За минуту ожидания сердце отбило в три раза больше ударов, чем было в ней секунд. Дверь открылась, и на пороге показалась, заспанно щурясь, Валерия в носках и наспех застёгнутой, выбившейся из джинсов рубашке. Причесалась она, похоже, пятернёй на ходу, а её сапоги стояли около двери, как странный привет из вестерна. Типично старушечью комнатку с древней мебелью, вязаными круглыми ковриками и цветами в горшках ярко заливал солнечный свет; он же блестел на стеклянном боку коньячной бутылки, пустой на три четверти (другой, а не той, что стояла на столе с шашлыками), и на пупырчатой корочке лимона на блюдце, от которого были отрезаны несколько ломтиков.

– У-у, да у тебя тут, похоже, случилось, как выражается мама, продолжение банкета, – усмехнулась Люба, переходя на «ты»: теперь их никто не мог слышать.

Валерия с шумом втянула воздух, встряхнула головой, протирая ладонями глаза, потом бросила хмурый взгляд в сторону стола с остатками «банкета» и усмехнулась:

– Да, кажется, это был уже перебор.

– Вот… – Люба неуверенно протянула ей воду. – Я тут тебе принесла… Как чувствовала, наверно, что пригодится.

– Да уж, – хрипло хмыкнула Валерия. – Спасибо, Любушка.

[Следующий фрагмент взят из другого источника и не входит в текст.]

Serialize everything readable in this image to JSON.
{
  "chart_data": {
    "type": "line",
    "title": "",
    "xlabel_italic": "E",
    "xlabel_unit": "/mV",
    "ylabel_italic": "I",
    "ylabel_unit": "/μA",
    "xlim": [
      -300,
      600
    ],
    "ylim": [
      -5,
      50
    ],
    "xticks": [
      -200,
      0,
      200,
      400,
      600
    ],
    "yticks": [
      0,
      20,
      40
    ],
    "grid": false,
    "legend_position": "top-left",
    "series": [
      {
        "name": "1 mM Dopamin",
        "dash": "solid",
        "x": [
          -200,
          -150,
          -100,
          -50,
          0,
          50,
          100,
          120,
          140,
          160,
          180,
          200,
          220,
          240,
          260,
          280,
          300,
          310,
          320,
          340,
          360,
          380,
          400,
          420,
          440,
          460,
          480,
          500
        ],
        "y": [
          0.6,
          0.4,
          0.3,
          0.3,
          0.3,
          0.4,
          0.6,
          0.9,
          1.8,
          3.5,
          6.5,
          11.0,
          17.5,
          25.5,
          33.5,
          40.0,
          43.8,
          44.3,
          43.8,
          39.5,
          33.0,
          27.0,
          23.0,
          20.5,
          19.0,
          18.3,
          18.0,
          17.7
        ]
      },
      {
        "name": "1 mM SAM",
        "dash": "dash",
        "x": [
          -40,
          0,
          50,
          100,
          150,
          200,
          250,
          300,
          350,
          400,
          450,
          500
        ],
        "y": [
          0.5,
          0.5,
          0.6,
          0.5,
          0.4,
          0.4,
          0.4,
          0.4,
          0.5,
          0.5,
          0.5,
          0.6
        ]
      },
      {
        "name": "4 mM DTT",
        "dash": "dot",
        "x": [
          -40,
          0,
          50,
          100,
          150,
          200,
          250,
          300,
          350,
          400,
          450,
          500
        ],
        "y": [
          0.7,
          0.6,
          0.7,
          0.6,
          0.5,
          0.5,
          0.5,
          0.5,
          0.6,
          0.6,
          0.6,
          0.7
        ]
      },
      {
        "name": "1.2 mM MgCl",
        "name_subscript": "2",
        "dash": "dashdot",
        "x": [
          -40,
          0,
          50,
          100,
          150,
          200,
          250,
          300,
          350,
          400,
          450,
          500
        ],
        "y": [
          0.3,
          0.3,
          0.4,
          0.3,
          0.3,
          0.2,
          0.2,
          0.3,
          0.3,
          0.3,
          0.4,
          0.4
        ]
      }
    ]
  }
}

О, холодненькая…

Из-под крышки с шипением вырвался газ, и она надолго приникла к горлышку, а основательно утолив жажду, смочила виски и лоб. Потом, что-то вспомнив, потянулась к вешалке:

– Да, точно, я же вчера в твоей шляпе ушла.

Люба вернула шляпу на крючок, скользнула пальцами в растрёпанные волосы Валерии.

– Оставь, это подарок.

Несколько мгновений Валерия с закрытыми глазами прислушивалась к прикосновениям, и её бледное лицо разглаживалось, становясь нежно-задумчивым. Когда веки поднялись, из чайной глубины её глаз на Любу дохнуло осенним холодом.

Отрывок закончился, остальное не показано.